Are length contractions limited by Planck length? While we are getting closer to speed of light our length in the direction of the movement is according to Lorentz transformation getting shorter. But we can not (even theoretically) consider length shorter than Planck length. So is speed in the universe limited more than we thought before quantum physics?
 A: 
While we are getting closer to speed of light our length in the direction of the movement is according to Lorentz transformation getting shorter.

This are two misconceptions here. One is that the way this is written implies that velocity is absolute. This is not the case. The "relativity" in relativity theory means exactly the opposite. Velocity is relative. 
The other misconception is with regard to the concept of length contraction. Suppose you are in a spaceship moving toward the Earth, traveling at a relativistic speed with respect to the Earth. Someone on Earth looking at you will see you as length contracted, but you won't see anything different with your own body. What you will see is that see distance between the spacecraft and Earth appears to be length contracted.
A: 
But we can not (even theoretically) consider length shorter than Planck length.

This is a popular misconception. Treating Planck units as special is really more numerology than anything else. For example, the Planck mass is about the mass of a single biological cell. Does that mean physics doesn't apply to anything smaller (or is it larger?) than a cell?
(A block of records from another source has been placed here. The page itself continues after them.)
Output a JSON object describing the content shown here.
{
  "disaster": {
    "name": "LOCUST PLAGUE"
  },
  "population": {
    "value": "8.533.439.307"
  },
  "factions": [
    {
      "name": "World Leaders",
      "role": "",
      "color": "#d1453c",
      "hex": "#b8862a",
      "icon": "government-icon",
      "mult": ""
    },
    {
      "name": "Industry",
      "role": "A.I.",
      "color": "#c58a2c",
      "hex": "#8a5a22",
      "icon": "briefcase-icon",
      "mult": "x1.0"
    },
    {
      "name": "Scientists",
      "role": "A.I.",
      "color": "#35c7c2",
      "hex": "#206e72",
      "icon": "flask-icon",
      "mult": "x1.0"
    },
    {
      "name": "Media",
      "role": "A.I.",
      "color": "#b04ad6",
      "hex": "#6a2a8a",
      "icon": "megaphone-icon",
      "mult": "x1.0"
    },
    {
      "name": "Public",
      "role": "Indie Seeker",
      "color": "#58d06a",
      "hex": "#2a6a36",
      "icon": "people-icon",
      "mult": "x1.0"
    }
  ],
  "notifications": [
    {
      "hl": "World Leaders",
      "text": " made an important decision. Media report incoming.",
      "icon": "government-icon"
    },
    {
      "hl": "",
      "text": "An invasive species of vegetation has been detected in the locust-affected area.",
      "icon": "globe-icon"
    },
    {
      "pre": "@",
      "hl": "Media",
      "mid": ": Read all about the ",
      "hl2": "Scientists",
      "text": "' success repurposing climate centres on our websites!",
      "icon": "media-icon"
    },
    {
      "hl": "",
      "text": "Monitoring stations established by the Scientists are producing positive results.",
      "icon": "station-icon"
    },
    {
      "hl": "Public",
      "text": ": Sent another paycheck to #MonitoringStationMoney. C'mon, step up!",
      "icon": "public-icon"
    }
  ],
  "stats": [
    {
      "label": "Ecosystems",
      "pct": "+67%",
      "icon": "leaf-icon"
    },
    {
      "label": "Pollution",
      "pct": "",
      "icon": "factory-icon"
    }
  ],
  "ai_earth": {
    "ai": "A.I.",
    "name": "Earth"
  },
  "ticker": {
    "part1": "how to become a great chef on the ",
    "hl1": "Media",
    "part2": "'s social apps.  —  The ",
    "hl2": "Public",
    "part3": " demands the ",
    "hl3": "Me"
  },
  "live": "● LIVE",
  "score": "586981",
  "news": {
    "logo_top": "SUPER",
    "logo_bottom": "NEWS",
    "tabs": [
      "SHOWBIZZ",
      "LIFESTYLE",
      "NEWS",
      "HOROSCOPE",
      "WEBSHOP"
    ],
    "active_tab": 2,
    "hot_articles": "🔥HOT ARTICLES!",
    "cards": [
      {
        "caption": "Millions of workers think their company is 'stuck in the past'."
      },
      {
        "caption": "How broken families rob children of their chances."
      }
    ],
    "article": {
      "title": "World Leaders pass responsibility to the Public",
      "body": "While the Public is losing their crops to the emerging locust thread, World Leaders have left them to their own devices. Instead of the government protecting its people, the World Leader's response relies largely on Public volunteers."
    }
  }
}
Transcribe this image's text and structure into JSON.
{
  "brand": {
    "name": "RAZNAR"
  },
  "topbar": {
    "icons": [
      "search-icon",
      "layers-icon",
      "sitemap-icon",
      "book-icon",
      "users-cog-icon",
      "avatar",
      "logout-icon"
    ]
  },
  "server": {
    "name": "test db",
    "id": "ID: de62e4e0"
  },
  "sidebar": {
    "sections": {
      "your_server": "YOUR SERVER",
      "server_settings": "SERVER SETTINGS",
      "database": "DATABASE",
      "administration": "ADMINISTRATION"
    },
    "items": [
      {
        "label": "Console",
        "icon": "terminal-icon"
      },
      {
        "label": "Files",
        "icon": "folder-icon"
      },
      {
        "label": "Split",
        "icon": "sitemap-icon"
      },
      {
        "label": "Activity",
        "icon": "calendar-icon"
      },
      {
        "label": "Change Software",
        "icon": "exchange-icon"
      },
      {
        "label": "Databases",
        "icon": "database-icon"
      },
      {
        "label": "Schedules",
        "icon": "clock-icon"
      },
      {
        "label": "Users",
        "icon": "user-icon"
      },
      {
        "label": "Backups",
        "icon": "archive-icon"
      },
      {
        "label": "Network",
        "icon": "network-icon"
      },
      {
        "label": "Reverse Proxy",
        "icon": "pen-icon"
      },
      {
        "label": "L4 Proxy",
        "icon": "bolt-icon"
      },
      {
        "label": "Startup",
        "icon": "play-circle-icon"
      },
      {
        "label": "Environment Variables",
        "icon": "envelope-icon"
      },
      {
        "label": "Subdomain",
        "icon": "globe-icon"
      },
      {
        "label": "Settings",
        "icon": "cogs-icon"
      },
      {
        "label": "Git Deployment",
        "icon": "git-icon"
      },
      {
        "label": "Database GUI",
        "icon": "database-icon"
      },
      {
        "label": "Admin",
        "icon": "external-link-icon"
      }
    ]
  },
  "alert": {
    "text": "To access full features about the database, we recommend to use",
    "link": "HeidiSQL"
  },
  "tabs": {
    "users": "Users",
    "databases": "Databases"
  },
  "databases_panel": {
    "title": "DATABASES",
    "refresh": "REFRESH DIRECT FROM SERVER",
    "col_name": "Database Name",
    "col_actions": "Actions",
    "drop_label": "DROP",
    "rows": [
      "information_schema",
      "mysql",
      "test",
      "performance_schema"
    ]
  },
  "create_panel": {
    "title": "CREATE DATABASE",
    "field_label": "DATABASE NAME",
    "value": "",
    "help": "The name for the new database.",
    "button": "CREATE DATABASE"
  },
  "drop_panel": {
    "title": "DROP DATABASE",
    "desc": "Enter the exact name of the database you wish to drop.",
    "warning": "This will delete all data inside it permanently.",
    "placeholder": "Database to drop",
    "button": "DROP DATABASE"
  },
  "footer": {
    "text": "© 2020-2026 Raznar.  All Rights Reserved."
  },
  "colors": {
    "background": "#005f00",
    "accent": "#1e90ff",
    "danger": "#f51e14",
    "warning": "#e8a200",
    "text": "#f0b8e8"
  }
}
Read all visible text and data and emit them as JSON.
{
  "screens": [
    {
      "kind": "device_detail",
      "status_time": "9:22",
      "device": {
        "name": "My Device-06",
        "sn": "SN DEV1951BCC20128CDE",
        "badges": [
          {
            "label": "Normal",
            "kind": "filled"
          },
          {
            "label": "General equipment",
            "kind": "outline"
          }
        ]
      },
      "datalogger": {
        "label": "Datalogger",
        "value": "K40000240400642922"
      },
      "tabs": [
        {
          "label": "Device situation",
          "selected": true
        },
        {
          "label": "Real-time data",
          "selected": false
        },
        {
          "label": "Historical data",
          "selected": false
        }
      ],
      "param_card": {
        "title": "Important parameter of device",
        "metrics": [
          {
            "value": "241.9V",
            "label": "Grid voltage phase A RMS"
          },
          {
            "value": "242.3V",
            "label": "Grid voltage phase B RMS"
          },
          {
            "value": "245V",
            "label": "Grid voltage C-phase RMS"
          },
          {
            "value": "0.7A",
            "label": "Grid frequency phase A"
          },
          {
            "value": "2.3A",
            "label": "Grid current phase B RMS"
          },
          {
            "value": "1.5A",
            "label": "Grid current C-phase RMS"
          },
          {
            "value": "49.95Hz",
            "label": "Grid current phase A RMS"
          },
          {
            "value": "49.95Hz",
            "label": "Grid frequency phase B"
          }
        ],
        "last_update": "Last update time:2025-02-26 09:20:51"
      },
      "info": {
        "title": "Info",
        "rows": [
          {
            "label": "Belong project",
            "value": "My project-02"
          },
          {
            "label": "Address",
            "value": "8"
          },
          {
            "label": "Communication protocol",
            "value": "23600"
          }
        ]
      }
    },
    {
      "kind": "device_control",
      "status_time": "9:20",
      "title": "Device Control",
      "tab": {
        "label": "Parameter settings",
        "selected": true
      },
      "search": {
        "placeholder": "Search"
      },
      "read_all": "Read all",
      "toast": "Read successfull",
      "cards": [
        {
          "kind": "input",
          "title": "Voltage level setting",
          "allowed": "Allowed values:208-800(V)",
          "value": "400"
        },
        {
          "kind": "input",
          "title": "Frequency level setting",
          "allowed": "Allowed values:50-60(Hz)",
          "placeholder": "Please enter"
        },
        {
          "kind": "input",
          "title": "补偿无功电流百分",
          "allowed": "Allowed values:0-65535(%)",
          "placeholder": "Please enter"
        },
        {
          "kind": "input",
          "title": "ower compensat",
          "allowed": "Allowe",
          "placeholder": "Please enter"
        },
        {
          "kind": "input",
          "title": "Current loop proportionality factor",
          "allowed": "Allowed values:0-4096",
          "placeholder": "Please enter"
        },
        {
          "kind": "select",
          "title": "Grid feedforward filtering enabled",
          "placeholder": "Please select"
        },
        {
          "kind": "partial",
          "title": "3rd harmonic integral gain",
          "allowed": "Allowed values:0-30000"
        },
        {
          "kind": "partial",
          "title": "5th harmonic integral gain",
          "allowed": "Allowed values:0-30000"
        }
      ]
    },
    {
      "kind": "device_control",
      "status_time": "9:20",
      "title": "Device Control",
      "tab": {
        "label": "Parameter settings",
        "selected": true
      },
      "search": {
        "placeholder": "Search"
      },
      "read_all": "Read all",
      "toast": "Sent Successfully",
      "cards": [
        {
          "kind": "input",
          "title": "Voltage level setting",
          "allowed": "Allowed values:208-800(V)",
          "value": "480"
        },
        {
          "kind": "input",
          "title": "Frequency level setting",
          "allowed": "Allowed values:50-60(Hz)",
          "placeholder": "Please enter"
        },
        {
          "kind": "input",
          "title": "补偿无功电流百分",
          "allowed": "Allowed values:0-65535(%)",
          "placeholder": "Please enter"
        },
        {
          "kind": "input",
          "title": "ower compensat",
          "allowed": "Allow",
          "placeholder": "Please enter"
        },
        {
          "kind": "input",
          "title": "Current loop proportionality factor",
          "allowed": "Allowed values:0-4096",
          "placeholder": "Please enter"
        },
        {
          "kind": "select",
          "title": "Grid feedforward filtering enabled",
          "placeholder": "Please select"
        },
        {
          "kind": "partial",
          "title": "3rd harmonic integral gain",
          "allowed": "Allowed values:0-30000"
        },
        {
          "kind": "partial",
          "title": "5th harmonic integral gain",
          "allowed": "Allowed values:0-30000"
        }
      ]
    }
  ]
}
Furthermore, the whole idea of relativity is that you can perform any subluminal frame transformation. If an object is 1 meter in size in one frame, then traveling at $(1-0.5\times10^{-70})\ c$ relative to that frame will contract it to $10^{-35}\ \mathrm{m}$. That's just how the moving observer would see things. It's not as though the object itself feels squished to such a small size.
For a proof by contradiction, suppose there were a speed limit based on not being able to length-contract anything to less than a Planck length. Would you accept that there could be objects of size 10 Planck lengths? If so, then we only need to boost by $0.995c$ to contract such an object to a Planck length. But we are easily able to achieve such relative speeds in the laboratory, and they happen throughout the universe all the time (e.g. with cosmic rays or quasar jets).
A: The Planck length is a quantum effect (among others). SO the answer is: yes, speeds in the universe are limited by c, and also by the Planck length, indirectly. However, this latter limit has never been measured nor achieved, so that in practice, the limit by c is sufficient.
All Planck values are limits.  There is no way to get a measurement result lower than the Planck length. This has been discussed at length in the literature. As an additional example, the Planck mass limits the energy that any elementary particle can have. The answer claiming the opposite is plain wrong. Planck values are not numerology, they are actual limits. Most famously, the Planck speed c, the speed of light, is an actual limit for speed of energy.
By the way: nobody has ever boosted a particle to a speed that makes it appear shorter than the Planck length, despite what the answers above claim. (Just put the numbers in and see by yourself.)